Sebelah alis Iqbaal terangkat. Memangnya ekspresi wajanya keliatan bangat apa kalau dia lagi bete?
”Engga, biasa aja.” Dalih Iqbaal, lalu dia tersenyum cerah. Secerah matahari di pagi hari.
”Boong lo!” (Namakamu) meninju bahu Iqbaal.
Iqbaal meringis.
”Ups, sori, masih sakit ya?”
”Lumayan.” Iqbaal mengusap pelan bahunya. Pukulan (namakamu) ternyata sakit juga.
(Namakamu) menunduk seakan merasa bersalah karena kemarin udah ngebuat Iqbaal jatuh dari tangga.
”Maaf ya, gue bener-bener gak sengaja kok.” Kata (namakamu) tulus.
Iqbaal tertawa pelan.
”Kok malah ketawa sih, lo maafin gue atau engga?” (Namakamu) menengadah dan menatap bingung pemuda di hadapannya ini.
Iqbaal menggeleng.
Mulut (namakamu) terbuka lebar.
Lucu banget, pikir Iqbaal dangkal.
”Ssh, maafin gue dong.” Rengek (namakamu) sambil menarik-narik seragam sekolah Iqbaal, sadar kalau beberapa murid mulai memperhatikannya, (namakamu) pun menjauhkan tangannya. ”Maafin ya?” Bisik (namakamu) di telinga Iqbaal, yang malah membuat Iqbaal kembali tertawa.
Iqbaal menggeleng lagi.
”Ish, gak lucu.” (Namakamu) kesal, dia menjauhkan dirinya dari Iqbaal.
”Ada syaratnya.”
”Apa?” Karena saking ingin tahu dengan syarat yang akan di berikan oleh Iqbaal, (namakamu) sampai mencondongkan wajahnya, dan beberapa detik setelahnya terdengar suara desas-desus dari murid-murid perempuan yang duduk tak jauh dari tempat (namakamu) dan Iqbaal mengobrol.

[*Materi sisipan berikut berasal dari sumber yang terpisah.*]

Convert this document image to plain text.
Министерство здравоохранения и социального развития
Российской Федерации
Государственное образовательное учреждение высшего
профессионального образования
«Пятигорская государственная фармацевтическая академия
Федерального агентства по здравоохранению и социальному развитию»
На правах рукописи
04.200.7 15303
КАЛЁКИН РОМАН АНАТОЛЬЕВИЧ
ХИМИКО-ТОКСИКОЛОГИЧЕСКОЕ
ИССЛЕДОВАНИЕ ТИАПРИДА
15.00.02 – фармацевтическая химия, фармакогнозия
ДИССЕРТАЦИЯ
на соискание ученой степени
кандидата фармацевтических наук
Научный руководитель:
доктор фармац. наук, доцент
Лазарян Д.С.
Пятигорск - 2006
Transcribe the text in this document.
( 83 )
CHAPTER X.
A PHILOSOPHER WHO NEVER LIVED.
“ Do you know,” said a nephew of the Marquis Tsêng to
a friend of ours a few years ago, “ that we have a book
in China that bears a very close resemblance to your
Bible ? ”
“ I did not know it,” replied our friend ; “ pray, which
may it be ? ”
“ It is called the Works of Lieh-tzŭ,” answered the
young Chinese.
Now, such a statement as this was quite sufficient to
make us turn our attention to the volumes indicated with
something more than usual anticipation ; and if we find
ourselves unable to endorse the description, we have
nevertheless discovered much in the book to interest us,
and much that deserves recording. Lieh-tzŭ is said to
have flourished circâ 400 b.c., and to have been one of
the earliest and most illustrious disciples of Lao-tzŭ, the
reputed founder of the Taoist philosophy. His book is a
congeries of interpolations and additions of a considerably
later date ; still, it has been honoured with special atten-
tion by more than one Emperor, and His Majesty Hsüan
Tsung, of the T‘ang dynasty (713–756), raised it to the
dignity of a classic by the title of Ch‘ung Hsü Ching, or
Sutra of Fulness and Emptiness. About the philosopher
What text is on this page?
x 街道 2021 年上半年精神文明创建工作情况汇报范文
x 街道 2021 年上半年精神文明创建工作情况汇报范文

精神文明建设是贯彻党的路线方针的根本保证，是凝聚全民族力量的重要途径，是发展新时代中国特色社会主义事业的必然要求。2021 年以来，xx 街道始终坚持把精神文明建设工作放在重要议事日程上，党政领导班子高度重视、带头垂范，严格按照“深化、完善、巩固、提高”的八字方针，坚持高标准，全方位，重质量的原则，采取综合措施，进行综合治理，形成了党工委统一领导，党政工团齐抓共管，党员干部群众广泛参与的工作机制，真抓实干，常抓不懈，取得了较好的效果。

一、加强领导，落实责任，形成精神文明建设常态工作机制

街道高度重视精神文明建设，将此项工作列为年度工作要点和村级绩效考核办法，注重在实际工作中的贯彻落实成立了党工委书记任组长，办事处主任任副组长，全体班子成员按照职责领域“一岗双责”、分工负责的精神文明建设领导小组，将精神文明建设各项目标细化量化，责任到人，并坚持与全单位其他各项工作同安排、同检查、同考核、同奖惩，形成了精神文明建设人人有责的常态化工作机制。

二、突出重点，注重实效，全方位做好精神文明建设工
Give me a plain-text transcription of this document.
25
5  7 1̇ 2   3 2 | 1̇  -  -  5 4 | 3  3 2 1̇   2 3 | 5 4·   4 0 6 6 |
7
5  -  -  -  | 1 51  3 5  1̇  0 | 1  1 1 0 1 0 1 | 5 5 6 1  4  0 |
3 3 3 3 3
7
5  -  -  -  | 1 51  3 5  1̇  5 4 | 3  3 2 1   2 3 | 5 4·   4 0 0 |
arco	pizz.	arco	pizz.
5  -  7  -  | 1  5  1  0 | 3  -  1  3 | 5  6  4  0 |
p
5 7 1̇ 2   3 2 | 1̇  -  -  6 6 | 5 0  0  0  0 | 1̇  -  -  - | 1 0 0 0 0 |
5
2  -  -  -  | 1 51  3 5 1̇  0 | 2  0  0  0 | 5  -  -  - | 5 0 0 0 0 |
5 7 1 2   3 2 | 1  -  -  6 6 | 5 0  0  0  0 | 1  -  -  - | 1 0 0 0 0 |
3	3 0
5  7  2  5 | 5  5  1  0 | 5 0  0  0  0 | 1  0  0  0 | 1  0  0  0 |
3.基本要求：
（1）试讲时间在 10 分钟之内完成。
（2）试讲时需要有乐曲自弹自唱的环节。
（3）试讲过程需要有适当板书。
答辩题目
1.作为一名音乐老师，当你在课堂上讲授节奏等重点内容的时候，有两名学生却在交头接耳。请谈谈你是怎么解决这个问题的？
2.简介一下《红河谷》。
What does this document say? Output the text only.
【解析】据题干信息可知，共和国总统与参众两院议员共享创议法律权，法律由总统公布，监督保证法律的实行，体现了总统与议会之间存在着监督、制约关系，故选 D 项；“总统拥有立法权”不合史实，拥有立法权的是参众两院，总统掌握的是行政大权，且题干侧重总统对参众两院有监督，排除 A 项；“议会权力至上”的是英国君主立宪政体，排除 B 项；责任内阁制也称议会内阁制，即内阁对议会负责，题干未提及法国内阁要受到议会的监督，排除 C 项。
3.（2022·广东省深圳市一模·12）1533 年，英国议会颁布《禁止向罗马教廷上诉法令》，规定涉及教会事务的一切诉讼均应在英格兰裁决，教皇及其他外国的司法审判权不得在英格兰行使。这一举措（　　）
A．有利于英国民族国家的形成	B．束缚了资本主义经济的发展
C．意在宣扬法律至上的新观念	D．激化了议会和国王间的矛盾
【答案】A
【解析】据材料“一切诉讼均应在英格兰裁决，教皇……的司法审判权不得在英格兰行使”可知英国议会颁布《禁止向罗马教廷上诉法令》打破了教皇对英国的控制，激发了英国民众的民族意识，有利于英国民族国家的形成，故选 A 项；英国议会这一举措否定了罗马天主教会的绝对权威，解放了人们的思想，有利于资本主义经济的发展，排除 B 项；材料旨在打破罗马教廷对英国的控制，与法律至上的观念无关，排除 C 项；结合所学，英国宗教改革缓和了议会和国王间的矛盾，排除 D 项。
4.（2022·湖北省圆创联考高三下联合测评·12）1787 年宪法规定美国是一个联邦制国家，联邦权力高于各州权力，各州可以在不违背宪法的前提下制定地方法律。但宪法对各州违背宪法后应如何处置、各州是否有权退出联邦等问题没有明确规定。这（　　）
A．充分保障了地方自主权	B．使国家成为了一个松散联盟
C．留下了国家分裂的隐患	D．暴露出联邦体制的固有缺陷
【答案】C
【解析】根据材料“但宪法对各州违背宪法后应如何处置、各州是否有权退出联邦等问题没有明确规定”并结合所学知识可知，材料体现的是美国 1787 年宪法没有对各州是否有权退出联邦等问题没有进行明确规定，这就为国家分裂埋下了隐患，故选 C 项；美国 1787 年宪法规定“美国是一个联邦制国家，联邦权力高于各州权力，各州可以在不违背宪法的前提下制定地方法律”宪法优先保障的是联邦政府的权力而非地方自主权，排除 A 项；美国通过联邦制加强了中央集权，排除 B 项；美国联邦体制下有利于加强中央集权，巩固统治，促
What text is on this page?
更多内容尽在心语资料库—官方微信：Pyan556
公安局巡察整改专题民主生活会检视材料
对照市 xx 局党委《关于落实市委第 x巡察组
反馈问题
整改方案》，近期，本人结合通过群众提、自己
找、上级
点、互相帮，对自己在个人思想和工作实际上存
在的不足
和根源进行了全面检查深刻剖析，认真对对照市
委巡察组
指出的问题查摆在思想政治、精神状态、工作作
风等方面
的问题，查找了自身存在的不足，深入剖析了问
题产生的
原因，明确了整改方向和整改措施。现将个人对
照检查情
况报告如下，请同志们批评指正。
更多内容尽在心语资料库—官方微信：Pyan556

Iqbaal ingin tertawa tapi karena wajah (namakamu) yang terlalu dekat, dia hanya tersenyum lebar lalu menjauhan wajah (namakamu) dengan menekan hidungnya.
”Aldi mana?”
”Gue lupa, ya ampun,” (namakamu) menepuk keningnya. ”Dia sakit, demam, belum bisa bangun, mungkin gara-gara gue kemarin, yang nolak dia ke kolom, tapi kan gue gak sengaja, ya ampun, Aldi, gue sampe lupa kasih tau lo, gue kemarin juga gak sekolah gara-gara kaki gue sakit banget, itu semua gara-gara sih sipit. Gara-gara dia kita jatoh dari sepeda, seharusnya gue gak perlu nyesel karena udah impas, dia demam, kaki gue sakit, yaudah deh ah, biarin aja...”
(Namakamu) yang keasikan mengoceh sampai tidak sadar kalau Iqbaal kembali tertawa karena aksinya.
”Lo lucu banget sih, (namakamu).” Iqbaal gemas dengan (namakamu), saking gemasnya dia menarik kedua pipi (namakamu).
”Sakit!! Ya ampun, Iqbaal!” (Namakamu) berteriak, dan ketika Iqbaal melempas tangannya di pipi (namakamu), (namakamu) mengusap pipinya yang mulai terasa perih.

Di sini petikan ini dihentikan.